Over the last year, gold has risen 56% in value, as measured by the benchmark SPDR Gold Shares (GLD) ETF. Silver has increased even more, jumping 62.6% over the past year and up 78.4% year-to-date, according to the iShares Silver Trust (SLV).
But in the past week, both metals have moved in the opposite direction. Gold has fallen 2%, while silver has dropped 5%. What’s behind the sudden drop in value — and how is bitcoin stacking up?
The why behind the drop
“A drop of more than 5% is rare,” Alexander Stahel, a resource investor in Switzerland, told Yahoo! Finance. “In theory, it would be once in hundreds of thousands of trading days.”
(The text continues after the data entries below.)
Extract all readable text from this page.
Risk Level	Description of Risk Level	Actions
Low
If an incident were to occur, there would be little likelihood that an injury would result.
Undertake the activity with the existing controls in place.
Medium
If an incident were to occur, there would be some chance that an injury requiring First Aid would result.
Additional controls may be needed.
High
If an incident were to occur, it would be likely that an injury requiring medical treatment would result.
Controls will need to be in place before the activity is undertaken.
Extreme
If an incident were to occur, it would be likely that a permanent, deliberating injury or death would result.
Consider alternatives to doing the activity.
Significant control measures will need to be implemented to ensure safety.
Both metals previously hit record highs, gold surging in price based on bets on the U.S. Federal Reserve. However, Daniela Sabin Hathorn, senior market analyst at Capital.com, told Quartz that the recent pullback was not unexpected:
“The upside in gold and silver seems to have run out of steam at the start of the week. The trade had become quite overcrowded and was running a little hot considering the levels both markets were at, so a reversal is not entirely out of the blue.”
Hawthorn believes the downturn is temporary — “both gold and silver were primed for a pullback, so there is likely some profit-taking, which has deepened the reaction,” she noted.
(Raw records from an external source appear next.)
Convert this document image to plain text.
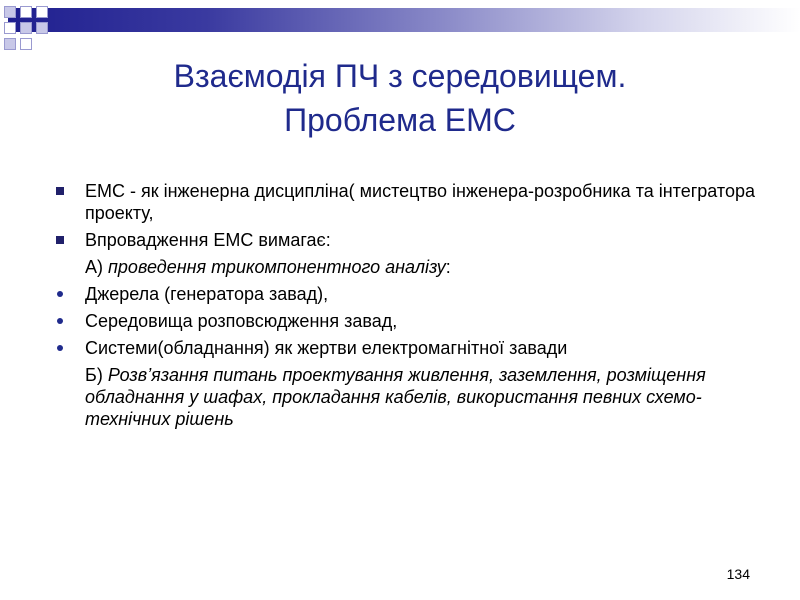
Взаємодія ПЧ з середовищем.
Проблема ЕМС
ЕМС - як інженерна дисципліна( мистецтво інженера-розробника та інтегратора проекту,
Впровадження ЕМС вимагає:
А) проведення трикомпонентного аналізу:
Джерела (генератора завад),
Середовища розповсюдження завад,
Системи(обладнання) як жертви електромагнітної завади
Б) Розв’язання питань проектування живлення, заземлення, розміщення обладнання у шафах, прокладання кабелів, використання певних схемо-технічних рішень
134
She added that fundamentals remain intact, with long-term support still in place. However, the strength of the recent rally may have been overextended, leaving room for sharper correction.
Factors affecting prices
According to Yahoo! Finance, the London silver market recently set record prices not seen since 1980.
The Economic Times reported that the drop in price was driven by “profit booking by investors, a stronger U.S. dollar, and easing geopolitical tensions,” all of which reduced immediate demand in the global market.
A stronger U.S. dollar typically pressures gold and silver prices because both are priced in the U.S. dollar; thus, a stronger dollar makes the investment more expensive for foreign buyers, potentially reducing demand and cascading to lower prices. On the opposite end of the spectrum, a weaker dollar can make gold and silver more approachable for international investors, boosting demand and increasing prices.
As Deseret News previously reported, some experts see precious metals, especially gold, as a safety net during economic downturns, while others caution they don’t generate income in the same way as equities or bonds.
Bitcoin’s volatility
Bitcoin, often referred to as “digital gold,” has mirrored some of the same volatility seen in traditional safe-haven assets of precious metals.
The cryptocurrency is down 3.41% as of 1:36 p.m. MDT on Wednesday, as reported by CNBC. Analysts attribute the decline to a combination of stronger Treasury yields, reduced inflows into bitcoin ETFs and shifting investor sentiment as the dollar strengthens.
On Oct. 20, bitcoin ETFs reocrded $40.47 million in outflows, continuing a four-day streak of withdrawals since mid-October, according to Mitrade.